Il sistema dei fondi interprofessionali governati dalle parti sociali, potranno ben assicurare i corsi necessari. Questi fondi in buona parte sono abbastanza efficienti e potranno senz’altro essere utili allo scopo di ottenere un cambiamento di non poco conto rispetto alle attuali scoraggianti esperienze. Il governo dovrà naturalmente avere ruolo per la definizione della riforma, ed a valle delle decisioni delle parti sociali potrà far valere la propria responsabilità intervenendo con vantaggi fiscali soprattutto a favore delle piccole imprese sugli oneri di contribuzione che li coinvolgerà. Dunque legare gli ammortizzatori allo strumento più importante delle politiche attive del lavoro, la formazione, procurerà una vera benefica rivoluzione nel mondo del lavoro con cambiamenti non di poco conto sulle distinte responsabilità delle parti sociali e del governo oltre alla fine inesorabile delle vecchie abitudini all’uso scriteriato puramente assistenziale degli ammortizzatori.
L’altro punto non può riguardare che gli strumenti che rendono gestibile l’incontro veloce e produttivo tra la domanda e l’offerta di lavoro. Tanti sono stati i fondi pubblici che si sono buttati al vento in nome del rendere funzionante il “collocamento”. Si è voluto con dispendio di risorse considerevoli gonfiare a tutti i costi i cosiddetti uffici dell’impiego, costituiti improbabili task force come i “navigatori”, che presto si sono rivelati del tutto incapaci di facilitare assunzioni, se non l’assunzione copiosa di coloro che sono stati assunti per questo compito. Questo prezioso lavoro lo può svolgere produttivamente solo chi conosce giornalmente le realtà d’impresa, cioè che agenzie private che dietro compenso delle imprese hanno tutto l’interesse a ridurre i tempi di incontro tra chi cerca nel mercato del lavoro professionalità occorrenti e chi cerca una impresa che lo può impiegare.

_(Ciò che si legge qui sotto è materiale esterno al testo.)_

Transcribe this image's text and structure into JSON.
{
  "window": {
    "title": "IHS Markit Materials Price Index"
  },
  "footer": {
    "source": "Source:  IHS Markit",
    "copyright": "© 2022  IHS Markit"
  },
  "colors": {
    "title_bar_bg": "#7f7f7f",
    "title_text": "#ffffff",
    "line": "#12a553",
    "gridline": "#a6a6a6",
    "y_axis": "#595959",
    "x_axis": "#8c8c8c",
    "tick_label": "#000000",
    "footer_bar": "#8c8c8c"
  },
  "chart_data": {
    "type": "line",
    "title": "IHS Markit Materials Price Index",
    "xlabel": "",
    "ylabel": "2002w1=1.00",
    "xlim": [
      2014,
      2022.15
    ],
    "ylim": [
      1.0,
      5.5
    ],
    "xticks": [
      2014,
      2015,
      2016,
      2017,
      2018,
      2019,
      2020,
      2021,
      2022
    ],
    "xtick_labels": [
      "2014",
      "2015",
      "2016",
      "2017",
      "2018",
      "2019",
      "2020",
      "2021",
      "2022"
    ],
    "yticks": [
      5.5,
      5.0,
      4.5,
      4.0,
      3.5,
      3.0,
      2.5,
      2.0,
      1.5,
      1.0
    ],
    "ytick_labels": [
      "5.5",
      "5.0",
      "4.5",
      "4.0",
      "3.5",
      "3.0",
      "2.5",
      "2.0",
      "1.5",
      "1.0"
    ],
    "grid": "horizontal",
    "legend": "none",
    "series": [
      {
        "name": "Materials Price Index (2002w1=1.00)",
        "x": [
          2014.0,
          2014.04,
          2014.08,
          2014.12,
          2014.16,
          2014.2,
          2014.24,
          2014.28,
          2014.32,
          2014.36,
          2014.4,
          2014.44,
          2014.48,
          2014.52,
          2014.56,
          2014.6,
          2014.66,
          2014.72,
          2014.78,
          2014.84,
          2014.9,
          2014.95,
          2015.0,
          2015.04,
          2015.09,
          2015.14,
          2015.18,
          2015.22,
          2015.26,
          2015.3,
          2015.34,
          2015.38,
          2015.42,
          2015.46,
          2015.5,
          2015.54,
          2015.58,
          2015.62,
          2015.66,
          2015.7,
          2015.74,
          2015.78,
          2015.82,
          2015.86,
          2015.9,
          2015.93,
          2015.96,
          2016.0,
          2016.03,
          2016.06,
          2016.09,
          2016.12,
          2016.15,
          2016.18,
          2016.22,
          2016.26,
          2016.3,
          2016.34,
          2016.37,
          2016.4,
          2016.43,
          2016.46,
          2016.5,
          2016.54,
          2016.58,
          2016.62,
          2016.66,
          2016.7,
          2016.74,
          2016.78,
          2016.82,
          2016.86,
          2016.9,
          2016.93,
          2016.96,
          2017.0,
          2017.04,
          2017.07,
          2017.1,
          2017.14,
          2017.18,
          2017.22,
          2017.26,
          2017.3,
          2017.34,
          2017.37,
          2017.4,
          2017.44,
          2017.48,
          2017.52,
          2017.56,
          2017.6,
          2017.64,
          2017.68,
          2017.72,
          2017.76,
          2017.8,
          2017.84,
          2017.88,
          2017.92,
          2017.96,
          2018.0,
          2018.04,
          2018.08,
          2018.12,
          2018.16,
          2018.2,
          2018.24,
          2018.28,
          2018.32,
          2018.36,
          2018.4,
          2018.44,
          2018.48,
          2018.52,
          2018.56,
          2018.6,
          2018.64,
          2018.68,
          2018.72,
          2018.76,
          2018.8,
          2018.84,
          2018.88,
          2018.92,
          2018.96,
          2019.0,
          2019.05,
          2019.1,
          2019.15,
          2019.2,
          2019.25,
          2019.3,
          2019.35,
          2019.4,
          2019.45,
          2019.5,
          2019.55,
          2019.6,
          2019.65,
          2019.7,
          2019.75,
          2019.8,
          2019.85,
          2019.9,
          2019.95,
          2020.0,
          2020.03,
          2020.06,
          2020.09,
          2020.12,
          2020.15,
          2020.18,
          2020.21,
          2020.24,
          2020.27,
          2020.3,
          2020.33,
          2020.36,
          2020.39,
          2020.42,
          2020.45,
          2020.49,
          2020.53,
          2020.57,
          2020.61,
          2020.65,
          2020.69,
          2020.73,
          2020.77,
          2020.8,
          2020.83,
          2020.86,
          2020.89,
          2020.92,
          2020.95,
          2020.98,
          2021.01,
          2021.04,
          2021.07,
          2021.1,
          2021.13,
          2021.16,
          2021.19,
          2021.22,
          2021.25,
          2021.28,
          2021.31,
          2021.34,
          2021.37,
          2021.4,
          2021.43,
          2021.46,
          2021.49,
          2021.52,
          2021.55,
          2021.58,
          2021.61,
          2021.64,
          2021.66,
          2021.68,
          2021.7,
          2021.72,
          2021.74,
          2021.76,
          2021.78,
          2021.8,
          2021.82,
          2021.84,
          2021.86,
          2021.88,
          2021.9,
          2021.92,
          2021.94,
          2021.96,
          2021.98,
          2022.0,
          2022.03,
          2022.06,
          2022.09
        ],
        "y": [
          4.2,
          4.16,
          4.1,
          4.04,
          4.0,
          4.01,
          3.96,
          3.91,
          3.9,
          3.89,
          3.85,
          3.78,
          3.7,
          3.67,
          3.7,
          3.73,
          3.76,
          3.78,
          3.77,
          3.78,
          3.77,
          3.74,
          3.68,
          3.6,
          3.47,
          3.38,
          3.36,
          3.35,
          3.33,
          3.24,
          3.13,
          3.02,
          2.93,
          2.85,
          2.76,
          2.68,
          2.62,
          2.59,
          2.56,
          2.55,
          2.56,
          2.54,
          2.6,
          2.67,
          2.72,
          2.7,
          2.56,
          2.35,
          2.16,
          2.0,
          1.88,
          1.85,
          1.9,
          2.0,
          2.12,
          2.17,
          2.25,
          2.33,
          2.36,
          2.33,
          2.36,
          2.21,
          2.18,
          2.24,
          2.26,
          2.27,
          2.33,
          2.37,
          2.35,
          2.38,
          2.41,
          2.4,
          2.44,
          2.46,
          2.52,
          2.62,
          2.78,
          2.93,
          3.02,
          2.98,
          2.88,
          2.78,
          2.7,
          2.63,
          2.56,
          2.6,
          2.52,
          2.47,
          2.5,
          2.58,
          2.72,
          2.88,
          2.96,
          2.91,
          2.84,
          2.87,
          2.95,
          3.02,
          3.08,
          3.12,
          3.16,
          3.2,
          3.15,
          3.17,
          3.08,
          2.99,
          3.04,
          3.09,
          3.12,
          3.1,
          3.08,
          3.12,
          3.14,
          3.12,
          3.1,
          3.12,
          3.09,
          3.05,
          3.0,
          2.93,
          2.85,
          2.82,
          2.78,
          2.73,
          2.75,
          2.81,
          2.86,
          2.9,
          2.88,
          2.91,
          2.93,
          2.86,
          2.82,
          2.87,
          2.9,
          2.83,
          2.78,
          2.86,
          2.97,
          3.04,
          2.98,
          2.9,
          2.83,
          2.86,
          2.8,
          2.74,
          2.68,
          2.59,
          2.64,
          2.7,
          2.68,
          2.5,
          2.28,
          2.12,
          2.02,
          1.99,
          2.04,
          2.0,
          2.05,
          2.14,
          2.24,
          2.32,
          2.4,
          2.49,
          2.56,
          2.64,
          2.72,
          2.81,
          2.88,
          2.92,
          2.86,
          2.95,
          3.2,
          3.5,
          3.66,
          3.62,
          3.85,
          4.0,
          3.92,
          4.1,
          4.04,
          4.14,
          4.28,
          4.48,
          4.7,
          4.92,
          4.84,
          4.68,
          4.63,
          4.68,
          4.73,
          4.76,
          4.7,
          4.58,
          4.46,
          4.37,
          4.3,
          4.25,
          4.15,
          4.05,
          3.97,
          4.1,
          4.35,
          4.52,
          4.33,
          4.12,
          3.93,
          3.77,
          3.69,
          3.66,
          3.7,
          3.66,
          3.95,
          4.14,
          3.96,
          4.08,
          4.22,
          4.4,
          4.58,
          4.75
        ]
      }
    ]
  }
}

Penso dunque che queste riforme si faranno bene solo se si vorrà metterci al riparo da chi nel governo vuole distribuire senza senso soldi dei contribuenti per farsi bello con gli elettori, e chi nel sociale gli chiede assistenzialismo. Alcune esperienze del passato di casse integrazioni senza fine, ed ultimamente il caso eclatante dei redditi di cittadinanza elargiti senza alcun criterio riconducibile al buon senso, ci segnalano la necessità di cambiare e di farlo davvero.